O brasileiro não tem dúvida, saúde é coisa séria. De uma forma ou de outra, todos se preocupam com a saúde de quem lhes é caro. Para muitos, a solução é o SUS, o Sistema Único de Saúde, financiado pelos aportes basicamente do governo Federal, complementados pelos Estados e prefeituras.

O SUS atende mais de 150 milhões de brasileiros que não têm outra porta para entrar. E em vários tipos de procedimentos o atendimento e a remuneração paga por ele são os melhores do País. Não é por outra razão que os hospitais de ponta atendem o SUS. Os procedimentos mais complexos são bem remunerados.

Os planos de saúde privados atendem hoje algo ao redor de 50 milhões de pessoas e contribuem com mais de 63% do total dos recursos alocados na saúde. É uma distorção que precisa ser enfrentada. Não para reduzir os recursos do sistema privado, mas para aumentar o dinheiro público destinado ao atendimento da população.

Nos últimos anos, o Brasil assistiu ao surgimento de uma nova forma de atendimento à saúde. Os empreendimentos como o Dr. Consulta chegaram com força e se expandiram em razão da crise que ainda não está completamente debelada e que fez com que 12 milhões de brasileiros perdessem o emprego e mais de 3 milhões saíssem dos planos de saúde privados.

Sem o emprego que lhes garante o plano de saúde privado, os trabalhadores brasileiros e suas famílias tinham como alternativa engrossar as filas do SUS. Foi aí que o novo modelo de negócio pegou carona e rapidamente prosperou. Havia uma massa de pessoas que não tinha recursos para pagar um plano de saúde privado, mas tinha condições de pagar por consultas e exames realizados em estabelecimentos particulares desenhados para trabalhar a demanda decorrente da possibilidade de sair das filas do SUS para ser atendido, pelo menos nas necessidades básicas, por uma rede privada barata e que oferece serviços de boa qualidade.

Os brasileiros que podem se tornar clientes destas redes de atendimento estão na casa das dezenas de milhões. Em princípio, elas não seriam concorrentes dos planos de saúde privados. Mas a realidade vai empurrando para elas clientes que poderiam ter um plano de saúde popular, mas que preferem não ter a obrigação de pagar mensalmente uma quantia que pode lhes fazer falta.

Milhões de brasileiros desempregados descobriram uma forma de manter o padrão de vida de suas famílias. Ao se tornarem parceiros das redes de aplicativos de veículos e de entregas, eles conseguem uma renda média muitas vezes abaixo do salário que tinham, mas com a qual conseguem viver decentemente.

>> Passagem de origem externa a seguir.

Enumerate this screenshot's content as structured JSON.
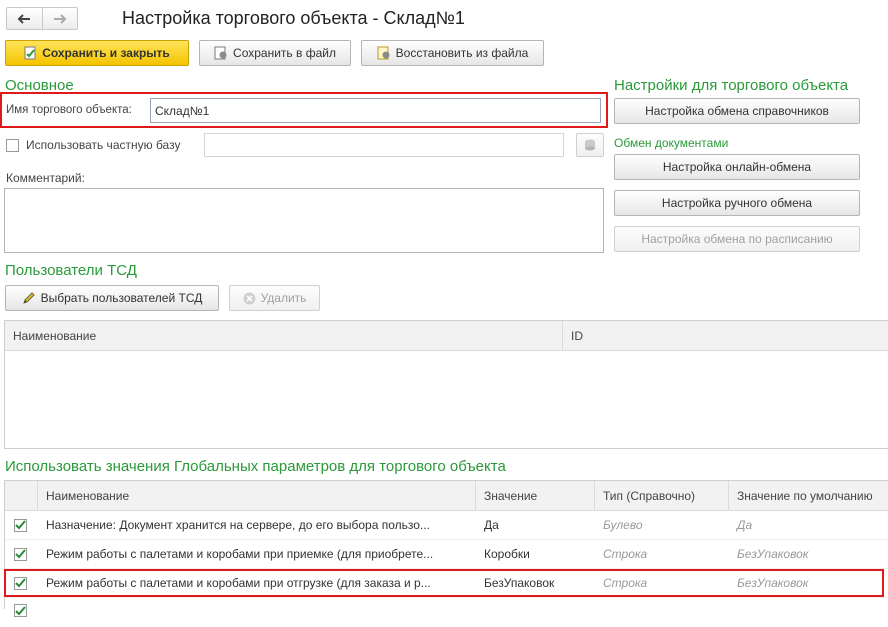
{
  "window": {
    "title": "Настройка торгового объекта - Склад№1"
  },
  "toolbar": {
    "save_close": "Сохранить и закрыть",
    "save_file": "Сохранить в файл",
    "restore_file": "Восстановить из файла"
  },
  "main": {
    "section_title": "Основное",
    "name_label": "Имя торгового объекта:",
    "name_value": "Склад№1",
    "private_base_label": "Использовать частную базу",
    "private_base_value": "",
    "comment_label": "Комментарий:",
    "comment_value": ""
  },
  "right": {
    "settings_title": "Настройки для торгового объекта",
    "refs_exchange": "Настройка обмена справочников",
    "docs_title": "Обмен документами",
    "online_exchange": "Настройка онлайн-обмена",
    "manual_exchange": "Настройка ручного обмена",
    "schedule_exchange": "Настройка обмена по расписанию"
  },
  "users": {
    "title": "Пользователи ТСД",
    "select_btn": "Выбрать пользователей ТСД",
    "delete_btn": "Удалить",
    "columns": [
      "Наименование",
      "ID"
    ]
  },
  "params": {
    "title": "Использовать значения Глобальных параметров для торгового объекта",
    "columns": [
      "Наименование",
      "Значение",
      "Тип (Справочно)",
      "Значение по умолчанию"
    ],
    "rows": [
      {
        "name": "Назначение: Документ хранится на сервере, до его выбора пользо...",
        "value": "Да",
        "type": "Булево",
        "default": "Да"
      },
      {
        "name": "Режим работы с палетами и коробами при приемке (для приобрете...",
        "value": "Коробки",
        "type": "Строка",
        "default": "БезУпаковок"
      },
      {
        "name": "Режим работы с палетами и коробами при отгрузке (для заказа и р...",
        "value": "БезУпаковок",
        "type": "Строка",
        "default": "БезУпаковок"
      }
    ]
  }
}
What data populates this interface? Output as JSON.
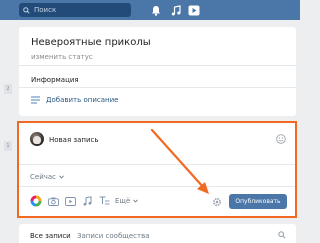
{
  "header": {
    "search_placeholder": "Поиск",
    "icons": [
      "bell-icon",
      "music-icon",
      "video-play-icon"
    ]
  },
  "side_numbers": [
    "2",
    "1"
  ],
  "profile": {
    "name": "Невероятные приколы",
    "status": "изменить статус",
    "info_label": "Информация",
    "add_description": "Добавить описание"
  },
  "composer": {
    "new_post": "Новая запись",
    "when": "Сейчас",
    "more": "Ещё",
    "publish": "Опубликовать"
  },
  "tabs": {
    "all_posts": "Все записи",
    "community_posts": "Записи сообщества"
  },
  "colors": {
    "brand": "#4a76a8",
    "highlight": "#f26a21",
    "link": "#2a5885"
  }
}
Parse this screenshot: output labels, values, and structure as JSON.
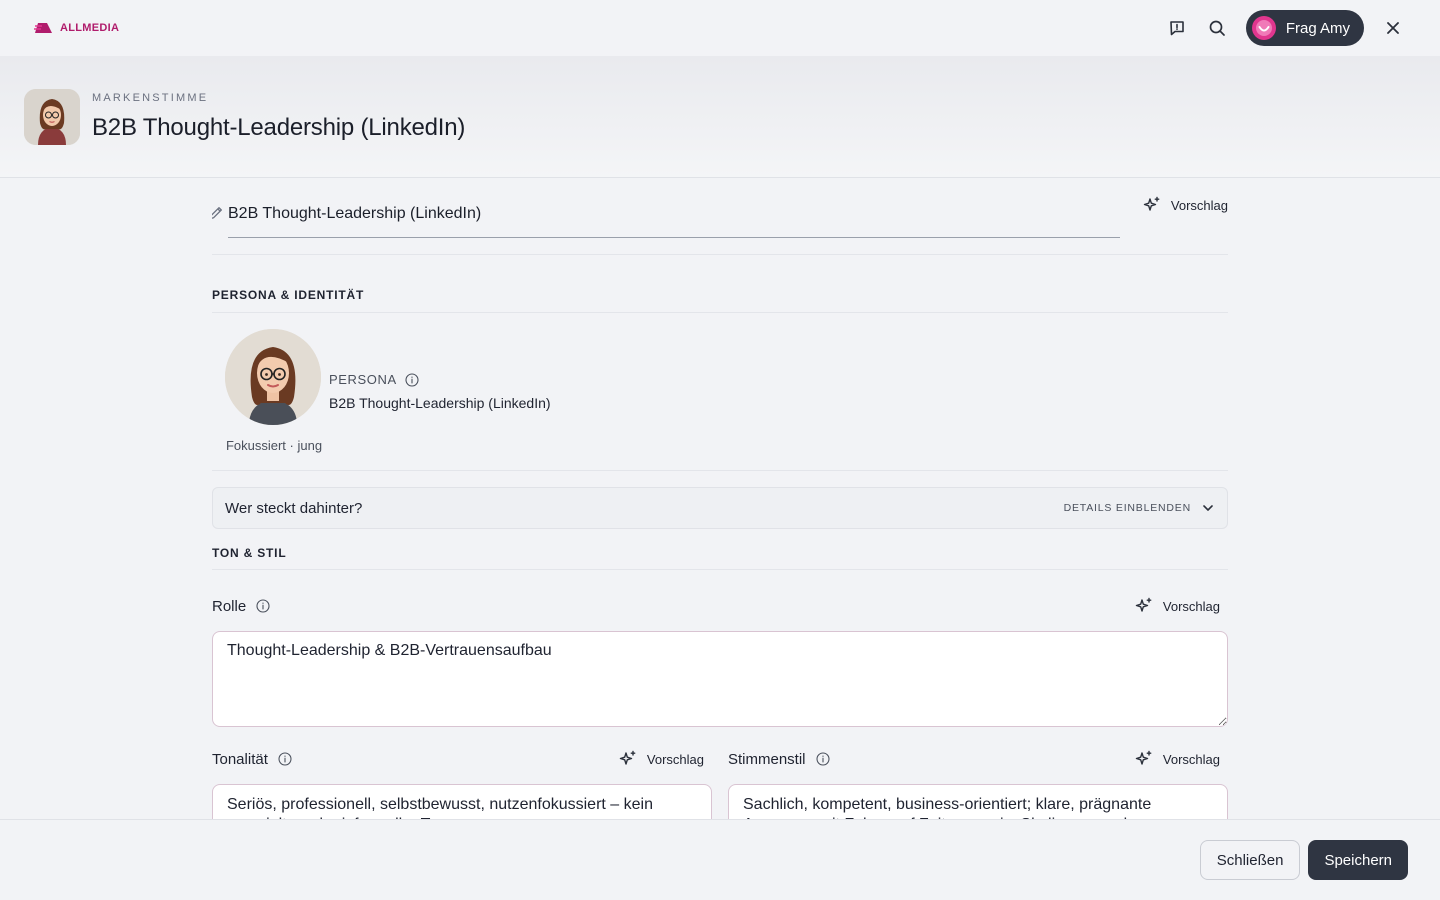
{
  "app": {
    "logo_text": "ALLMEDIA",
    "brand_color": "#b01c6c"
  },
  "topbar": {
    "ask_label": "Frag Amy"
  },
  "header": {
    "eyebrow": "MARKENSTIMME",
    "title": "B2B Thought-Leadership (LinkedIn)"
  },
  "name_field": {
    "value": "B2B Thought-Leadership (LinkedIn)",
    "suggest_label": "Vorschlag"
  },
  "persona_section": {
    "title": "PERSONA & IDENTITÄT",
    "sub": "Fokussiert · jung",
    "label": "PERSONA",
    "name": "B2B Thought-Leadership (LinkedIn)"
  },
  "accordion": {
    "title": "Wer steckt dahinter?",
    "toggle_label": "DETAILS EINBLENDEN"
  },
  "style_section": {
    "title": "TON & STIL",
    "rolle": {
      "label": "Rolle",
      "suggest_label": "Vorschlag",
      "value": "Thought-Leadership & B2B-Vertrauensaufbau"
    },
    "tonalitaet": {
      "label": "Tonalität",
      "suggest_label": "Vorschlag",
      "value": "Seriös, professionell, selbstbewusst, nutzenfokussiert – kein verspielter oder informeller Ton"
    },
    "stimmenstil": {
      "label": "Stimmenstil",
      "suggest_label": "Vorschlag",
      "value": "Sachlich, kompetent, business-orientiert; klare, prägnante Aussagen mit Fokus auf Zeitersparnis, Skalierung und"
    }
  },
  "footer": {
    "close_label": "Schließen",
    "save_label": "Speichern"
  }
}
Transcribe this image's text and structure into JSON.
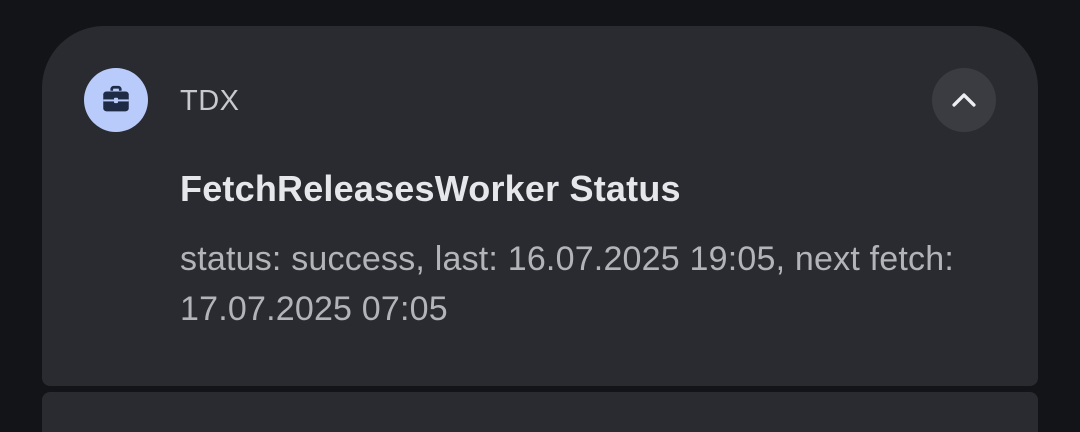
{
  "notification": {
    "app_name": "TDX",
    "app_icon": "briefcase-icon",
    "title": "FetchReleasesWorker Status",
    "body": "status: success, last: 16.07.2025 19:05, next fetch: 17.07.2025 07:05",
    "collapse_icon": "chevron-up-icon"
  },
  "colors": {
    "background": "#131418",
    "card": "#2a2b30",
    "icon_bg": "#b9cbfb",
    "icon_fg": "#1f2a44",
    "collapse_bg": "#3b3c42",
    "title_text": "#e6e7eb",
    "body_text": "#b3b4ba"
  }
}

Como esta renda nem sempre deixa sobras, e as despesas com moradia, alimentação, vestuário e educação são fundamentais, eles preferem utilizar as unidades das redes de atendimento médico populares para pelo menos os primeiros diagnósticos, ficando a continuação do eventual tratamento sujeita à severidade do quadro.

Com certeza, mesmo depois da crise, muitos preferirão continuar dentro deste desenho. Como muitos dos empregos fechados ao longo dos últimos anos não têm volta, as novas alternativas de trabalho estão mudando radicalmente o desenho da estabilidade econômica das famílias.

Milhões de pessoas passarão a se manter trabalhando dentro de uma realidade completamente nova. O trabalho continuará existindo, mas os empregos como conhecidos até hoje estão, em boa parte, condenados a desaparecerem.

Os planos de saúde sabem que têm um novo concorrente e que ele não nasceu por geração espontânea. Estas redes de atendimento vieram suprir carências enfrentadas pela sociedade. E o estão fazendo com competência. Quer dizer, muitas pessoas pensarão duas vezes antes de retornarem aos planos de saúde privados. Pagar as mensalidades continua difícil e os aumentos de preço não facilitam a vida de ninguém.

Ou as operadoras encontram respostas principalmente para o controle de seus custos, dentro de parâmetros viáveis para seu faturamento, ou o número de pessoas que vai procurar outras soluções continuará a crescer.